Vendors must submit 20 references and pay $125 to Dunn & Bradstreet for the reviews.


To get the solicitation on the street, GSA spent the last few months in intense
meetings with SBA, GSA officials said.


"It got to the point where we needed to move forward," Frank P. Pugliese Jr.,
commissioner of GSA's Federal Supply Service, said at the recent FOSE conference in
Washington. "We spent a lot of time on this."


SBA officials had argued that a single schedule would let the bigger companies bundle
goods and services, making it difficult for small businesses to compete on price.
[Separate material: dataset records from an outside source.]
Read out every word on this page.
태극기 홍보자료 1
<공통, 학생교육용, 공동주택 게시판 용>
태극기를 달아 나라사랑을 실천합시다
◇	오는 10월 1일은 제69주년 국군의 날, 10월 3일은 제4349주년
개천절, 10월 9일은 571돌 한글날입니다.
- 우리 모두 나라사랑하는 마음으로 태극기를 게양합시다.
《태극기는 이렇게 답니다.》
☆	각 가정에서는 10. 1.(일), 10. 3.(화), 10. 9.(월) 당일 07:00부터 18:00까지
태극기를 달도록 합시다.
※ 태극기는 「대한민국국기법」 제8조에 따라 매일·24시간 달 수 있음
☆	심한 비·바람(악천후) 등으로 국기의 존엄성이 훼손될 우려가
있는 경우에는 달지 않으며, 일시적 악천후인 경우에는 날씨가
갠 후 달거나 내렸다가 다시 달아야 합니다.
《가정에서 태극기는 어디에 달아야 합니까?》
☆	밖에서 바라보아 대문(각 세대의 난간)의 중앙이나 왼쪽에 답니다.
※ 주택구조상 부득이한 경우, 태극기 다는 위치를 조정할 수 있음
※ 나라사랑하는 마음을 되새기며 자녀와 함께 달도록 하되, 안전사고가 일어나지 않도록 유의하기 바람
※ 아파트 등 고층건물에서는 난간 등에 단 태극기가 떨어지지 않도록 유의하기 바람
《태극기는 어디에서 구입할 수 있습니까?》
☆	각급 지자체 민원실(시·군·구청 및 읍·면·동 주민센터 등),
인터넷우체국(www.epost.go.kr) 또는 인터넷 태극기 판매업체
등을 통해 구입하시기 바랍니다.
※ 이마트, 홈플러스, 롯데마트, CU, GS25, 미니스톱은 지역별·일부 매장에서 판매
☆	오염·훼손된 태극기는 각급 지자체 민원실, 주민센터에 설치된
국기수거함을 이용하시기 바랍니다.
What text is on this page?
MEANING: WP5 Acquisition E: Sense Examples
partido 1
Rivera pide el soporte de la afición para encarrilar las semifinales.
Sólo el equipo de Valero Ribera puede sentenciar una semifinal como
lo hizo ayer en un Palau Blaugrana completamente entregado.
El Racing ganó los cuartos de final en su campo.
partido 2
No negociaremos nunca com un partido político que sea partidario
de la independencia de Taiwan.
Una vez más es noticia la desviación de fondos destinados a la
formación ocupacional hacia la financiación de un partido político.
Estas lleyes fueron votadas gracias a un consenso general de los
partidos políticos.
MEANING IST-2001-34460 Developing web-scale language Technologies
But Barram said combining the schedules does not limit any vendor from participating or
vying for orders from agencies.


GSA and SBA share the same objective, he said. "We both want a Multiple-Award
Schedule program that assures maximum participation by small business concerns," he
said.


Including small businesses is a "key success factor in this administration's
mandate to deliver commercial quality goods and services to the federal community,"
Barram said.


In his letter, Barram said GSA will protect small businesses by encouraging agencies to
buy from small companies' schedule contracts. Furthermore, GSA will include small
businesses as subcontractors for those that do not hold schedule contracts.


GSA will sponsor educational seminars with SBA on how agencies can do more business
with small companies and will promote such programs for all schedules, and not just the IT
Schedule, Barram said.


SBA officials said they are generally satisfied with the GSA response.


"It's a move in the right direction," said Jose Gutierrez, assistant
administrator of prime contracts in SBA's Government Contracting Office. "It says to
us that GSA is willing to begin to explore some of the issues."


GSA wants to assuage small business concerns, Pugliese said. "We are not the kind
of agency that thumbs its nose at small businesses, and our numbers prove it," he
said. Small businesses hold 70 percent of the more than 6,000 FSS schedule contracts, he
said.


Gormley said small business sales accounted for 32 percent of total MAS sales last
year.


"We're proud of small business participation in the schedules program, and we want
to see it increase," he said.


Since late 1997, SBA has let agencies count schedule buys toward their procurement
preference goals, which the Clinton administration boosted from 20 percent of all
procurements in fiscal 1997 to 23 percent for this fiscal year.


Larry Allen, executive director of the Coalition for Government Procurement of
Washington, said SBA didn't get much from its efforts.


"They got some nice language," he said, but in the end "agencies have
the ability to do what they already have the ability to do." Agencies can buy from
whatever schedule vendor they choose, Allen said.